Tej nocy ich małżeństwo zostało
skonsumowane.
Od tamtej pory minęło pięć dni,
Hermiona nie wiedziała co sądzić o zachowaniu Snape’a.
W nocy czuły kochanek, za dnia
wredny nietoperz… wszystko zmieniło się szóstego dnia gdy wrócili do
Snape Manor.
Hermiona nie wiedziała czy powinna
się z tego cieszyć. U ciotki Lukrecji by zachować pozory Snape udawał
szczęśliwego małżonka, jak się teraz zachowa? Gryfonce było też szkoda
opuszczać staruszkę, zdążyła się przyzwyczaić do starszej kobiety, uwielbiała
słuchać historii o małym Severusie…
A teraz czas na zmierzenie się z
rzeczywistością.
Snape wszedł do salonu i spojrzał na
Hermionę z beznamiętnym wyrazem twarzy.
-Dostałem widomość od Dumbledora-
powiedział- Wszyscy śmierciożercy zostali złapani, więc można wracać do
Londynu.
- To cudownie- uśmiechnęła się
promiennie.
-Jutro rano każę przygotować papiery
rozwodowe- warknął- W czarodziejskim świecie, proceder jest bardziej
skomplikowany niż w mugolskim, więc musisz przygotować się na dłuższe czekanie,
zanim postanowisz się związać z kimś… innym!

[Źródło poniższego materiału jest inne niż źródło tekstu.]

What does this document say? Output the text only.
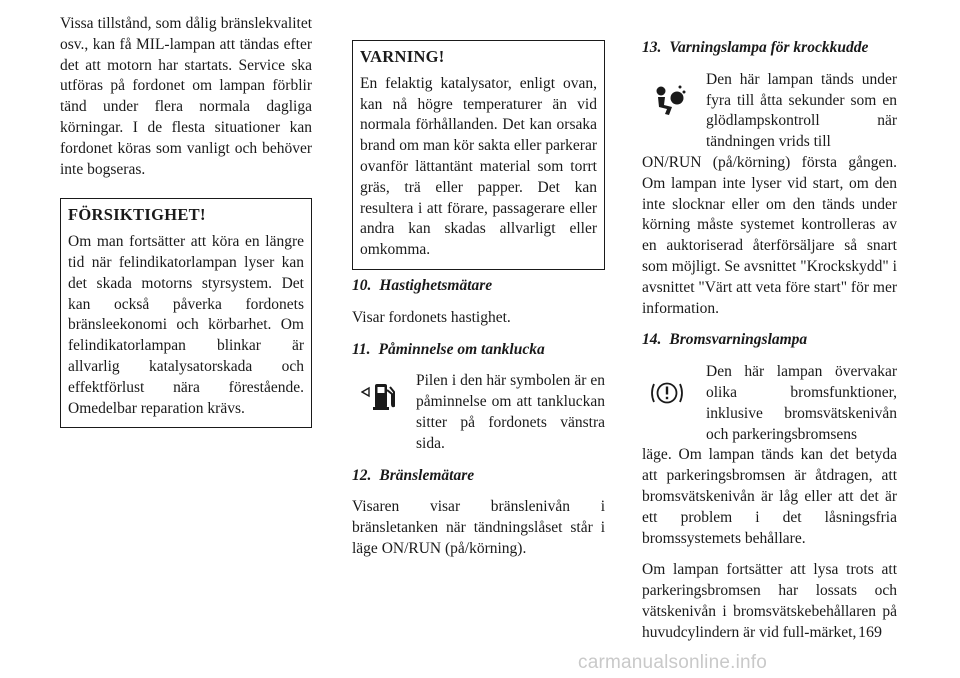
Vissa tillstånd, som dålig bränslekvalitet osv., kan få MIL-lampan att tändas efter det att motorn har startats. Service ska utföras på fordonet om lampan förblir tänd under flera normala dagliga körningar. I de flesta situationer kan fordonet köras som vanligt och behöver inte bogseras.

FÖRSIKTIGHET!

Om man fortsätter att köra en längre tid när felindikatorlampan lyser kan det skada motorns styrsystem. Det kan också påverka fordonets bränsleekonomi och körbarhet. Om felindikatorlampan blinkar är allvarlig katalysatorskada och effektförlust nära förestående. Omedelbar reparation krävs.

VARNING!

En felaktig katalysator, enligt ovan, kan nå högre temperaturer än vid normala förhållanden. Det kan orsaka brand om man kör sakta eller parkerar ovanför lättantänt material som torrt gräs, trä eller papper. Det kan resultera i att förare, passagerare eller andra kan skadas allvarligt eller omkomma.

10. Hastighetsmätare

Visar fordonets hastighet.

11. Påminnelse om tanklucka

Pilen i den här symbolen är en påminnelse om att tankluckan sitter på fordonets vänstra sida.

12. Bränslemätare

Visaren visar bränslenivån i bränsletanken när tändningslåset står i läge ON/RUN (på/körning).

13. Varningslampa för krockkudde

Den här lampan tänds under fyra till åtta sekunder som en glödlampskontroll när tändningen vrids till

ON/RUN (på/körning) första gången. Om lampan inte lyser vid start, om den inte slocknar eller om den tänds under körning måste systemet kontrolleras av en auktoriserad återförsäljare så snart som möjligt. Se avsnittet "Krockskydd" i avsnittet "Värt att veta före start" för mer information.

14. Bromsvarningslampa

Den här lampan övervakar olika bromsfunktioner, inklusive bromsvätskenivån och parkeringsbromsens

läge. Om lampan tänds kan det betyda att parkeringsbromsen är åtdragen, att bromsvätskenivån är låg eller att det är ett problem i det låsningsfria bromssystemets behållare.

Om lampan fortsätter att lysa trots att parkeringsbromsen har lossats och vätskenivån i bromsvätskebehållaren på huvudcylindern är vid full-märket, 169
carmanualsonline.info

-O czym ty mówisz?- wyszeptała z
szeroko otwartymi oczami.
-O rozwodzie Granger- przewrócił
oczami- Czy ty jesteś głucha? Nasze małżeństwo już nie musi…
- Ja nie chce żadnego rozwodu
kretynie!- wykrzyknęła Hermiona i spojrzała wściekłym wzrokiem na Mistrza
Eliksirów.
- Jak to nie chcesz?- zapytał
zaskoczony- Przecież ten rudy idiota chciał ci się oświadczyć i..

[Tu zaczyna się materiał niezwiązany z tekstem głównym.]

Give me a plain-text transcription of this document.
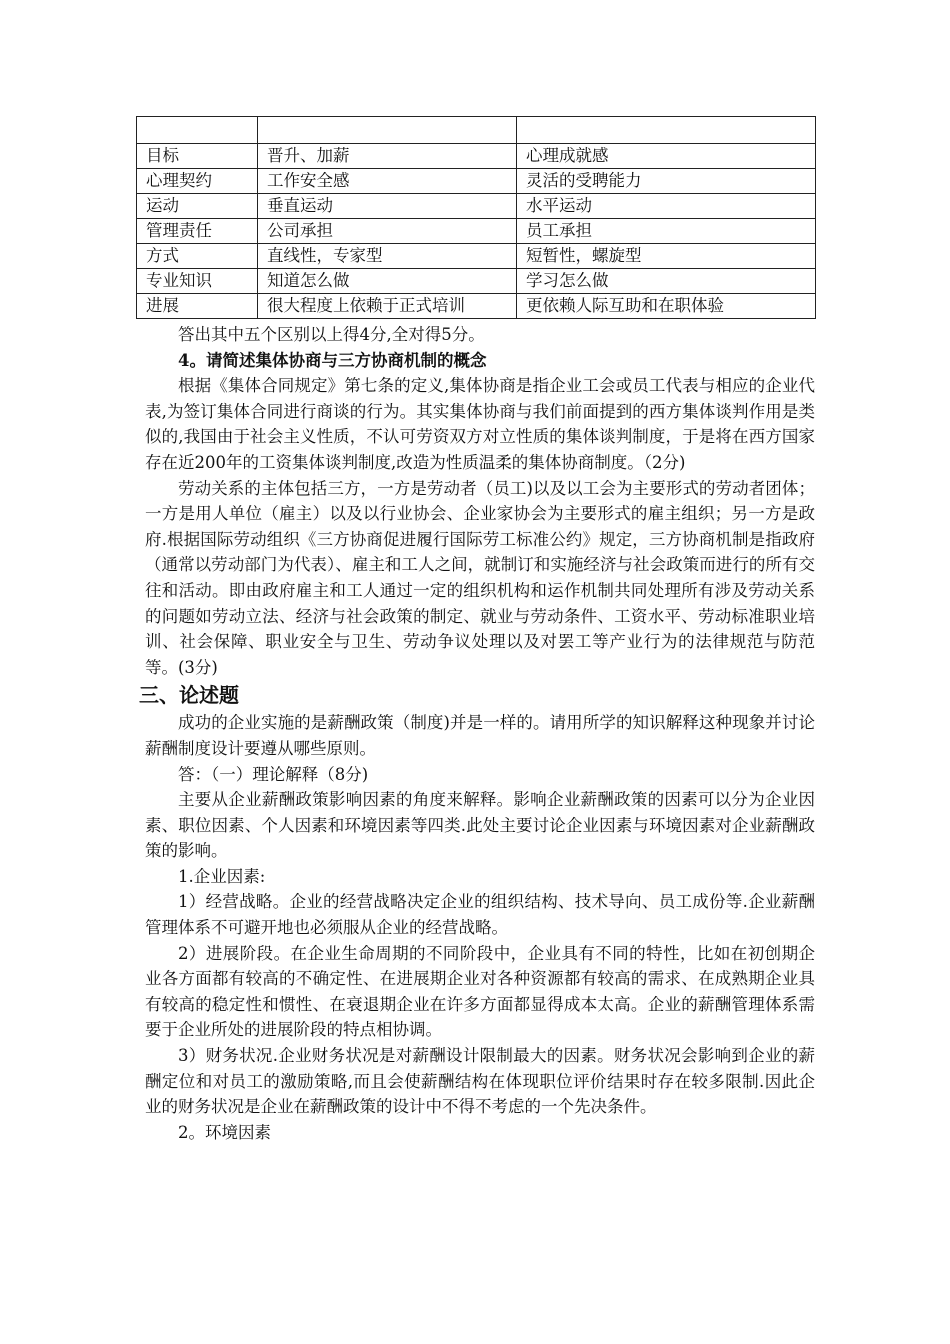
目标	晋升、加薪	心理成就感
心理契约	工作安全感	灵活的受聘能力
运动	垂直运动	水平运动
管理责任	公司承担	员工承担
方式	直线性，专家型	短暂性，螺旋型
专业知识	知道怎么做	学习怎么做
进展	很大程度上依赖于正式培训	更依赖人际互助和在职体验

答出其中五个区别以上得4分,全对得5分。

4。请简述集体协商与三方协商机制的概念

根据《集体合同规定》第七条的定义,集体协商是指企业工会或员工代表与相应的企业代表,为签订集体合同进行商谈的行为。其实集体协商与我们前面提到的西方集体谈判作用是类似的,我国由于社会主义性质，不认可劳资双方对立性质的集体谈判制度，于是将在西方国家存在近200年的工资集体谈判制度,改造为性质温柔的集体协商制度。（2分)

劳动关系的主体包括三方，一方是劳动者（员工)以及以工会为主要形式的劳动者团体；一方是用人单位（雇主）以及以行业协会、企业家协会为主要形式的雇主组织；另一方是政府.根据国际劳动组织《三方协商促进履行国际劳工标准公约》规定，三方协商机制是指政府（通常以劳动部门为代表）、雇主和工人之间，就制订和实施经济与社会政策而进行的所有交往和活动。即由政府雇主和工人通过一定的组织机构和运作机制共同处理所有涉及劳动关系的问题如劳动立法、经济与社会政策的制定、就业与劳动条件、工资水平、劳动标准职业培训、社会保障、职业安全与卫生、劳动争议处理以及对罢工等产业行为的法律规范与防范等。(3分)

三、论述题

成功的企业实施的是薪酬政策（制度)并是一样的。请用所学的知识解释这种现象并讨论薪酬制度设计要遵从哪些原则。

答：（一）理论解释（8分)

主要从企业薪酬政策影响因素的角度来解释。影响企业薪酬政策的因素可以分为企业因素、职位因素、个人因素和环境因素等四类.此处主要讨论企业因素与环境因素对企业薪酬政策的影响。

1.企业因素:

1）经营战略。企业的经营战略决定企业的组织结构、技术导向、员工成份等.企业薪酬管理体系不可避开地也必须服从企业的经营战略。

2）进展阶段。在企业生命周期的不同阶段中，企业具有不同的特性，比如在初创期企业各方面都有较高的不确定性、在进展期企业对各种资源都有较高的需求、在成熟期企业具有较高的稳定性和惯性、在衰退期企业在许多方面都显得成本太高。企业的薪酬管理体系需要于企业所处的进展阶段的特点相协调。

3）财务状况.企业财务状况是对薪酬设计限制最大的因素。财务状况会影响到企业的薪酬定位和对员工的激励策略,而且会使薪酬结构在体现职位评价结果时存在较多限制.因此企业的财务状况是企业在薪酬政策的设计中不得不考虑的一个先决条件。

2。环境因素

Nie dokończył ponieważ Hermiona
pocałował go namiętnie.
- A widziałeś jak się zgadzałam?-
zapytała gdy oderwali się od siebie i pogłaskała go po policzku- Bo ja nie
zdążyłam mu odpowiedzieć, gdybym miała czas, powiedziałabym nie!
- Dlaczego?- zapytał patrząc jej w
oczy.
- Ponieważ od dawna kocham swojego
męża- odpowiedziała z promiennym uśmiechem.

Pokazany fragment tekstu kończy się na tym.